08/02/2022 at 6:49 pm #32038Jack2021Participant
I’ve recently watched your excellent Hernia Talks on YouTube with Dr Andreas Koch (recorded approx. 1 year ago) and Dr Yunis (recorded approx. 2 years ago)
Dr Yunis explained that he generally uses Shouldice repairs for direct hernias and Desarda repairs for indirect hernias (he may have said for small hernias in each case). Over 4 years, at the time of recording, he said his numbers (recurrence/pain) for Desarda repairs were excellent. He also mentioned that there’s minimal risk to patients with the Desarda repair, which sounds appealing to someone watchful waiting like myself.
Dr Koch (at around the 46th minute in your conversation) said that you need a very good external aponeurosis to perform a Desarda repair and in Europe, there’s a greater tendency for people to be overweight and in his experience, which he said he believes to be similar in the US, he sometimes sees a very weak external aponeurosis and it doesn’t make sense to do a Desarda in those circumstances.
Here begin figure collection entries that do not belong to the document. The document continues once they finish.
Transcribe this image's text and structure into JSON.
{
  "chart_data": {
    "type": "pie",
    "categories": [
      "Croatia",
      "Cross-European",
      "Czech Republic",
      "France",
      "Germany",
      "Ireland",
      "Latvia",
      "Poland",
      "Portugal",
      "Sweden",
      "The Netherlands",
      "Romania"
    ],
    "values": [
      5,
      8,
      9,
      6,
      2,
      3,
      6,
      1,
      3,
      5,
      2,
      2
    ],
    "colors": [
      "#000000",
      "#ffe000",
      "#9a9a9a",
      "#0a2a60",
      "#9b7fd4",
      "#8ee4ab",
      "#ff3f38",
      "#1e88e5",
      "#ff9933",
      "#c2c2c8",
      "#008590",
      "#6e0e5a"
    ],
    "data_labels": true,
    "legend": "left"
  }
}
Dr Koch explained that his preferred repair method is a modified Shouldice.
I’d really appreciate your current thoughts about the Desarda repair please:
– Do you feel it’s now a good option for people to consider?
– Does it offer minimal risk to patients generally and vs other tissue repairs?
– If a Desarda repair fails and a hernia recurs, can it then be repaired with a Shouldice repair?
– In your experience, is it more common for people in Europe and the US to have a weak external aponeurosis?
– Is there a likelihood with the Desarda repair that the strip of the external oblique aponeurosis which is separated and then sutured to form a new posterior wall of the inguinal canal (if I’m describing this accurately), could wither and weaken in time due to it being cut, increasing the risk of recurrence, or does it remain live and healthy?
– An earlier post on the forum cited that Desarda repairs can lead to incisional hernias due to weakening the area around the operation site. Is this something that you’re aware of and concur with?
08/04/2022 at 6:46 am #32089William BryantParticipant
Jack, I’m not medically trained but whilst waiting on more qualified answers from those who are I thought I’d just say I’ve seen videos, photos of desarda patients and many are both western and much older than I think you are.
You can also read testimonials on Prof Desarda’s site, some are from 60yrs plus western patients.
Finally a poster on here, Baris, had am unfortunate experience with Dr Koch and cane round expecting tisuue repair to find mesh. As far as I can make out it was because Dr Koch felt the tissue was not strong enough but Shouldice clinic, who saw and operated on Baris, subsequently stated it was good and strong enough for tissue repair and if they’d have done it, they wouldn’t have used mesh.
This isn’t to denigrate Dr Koch as I have seen glowing testimonials about him but it does show the tissue issue is subjective.
08/04/2022 at 9:11 am #32094WatchfulParticipant
That’s the reason the words “tailored approach” always make me uneasy. You just don’t know what you’re going to come out with: Shouldice, Desarda, mesh, or some combination or variation. The criteria are very unclear, subjective, vary from surgeon to surgeon, and even contradictory between surgeons.
08/06/2022 at 1:57 am #32126David MParticipant
Those are good questions by Jack.
Considering the weakness of the tissues, I have a related question about the transversalis fascia double breasting in the shouldice. Is it possible that since the tissue are no longer being stretched, that they might actually strengthen? Possibly even fuse given that they are of the same cell structure?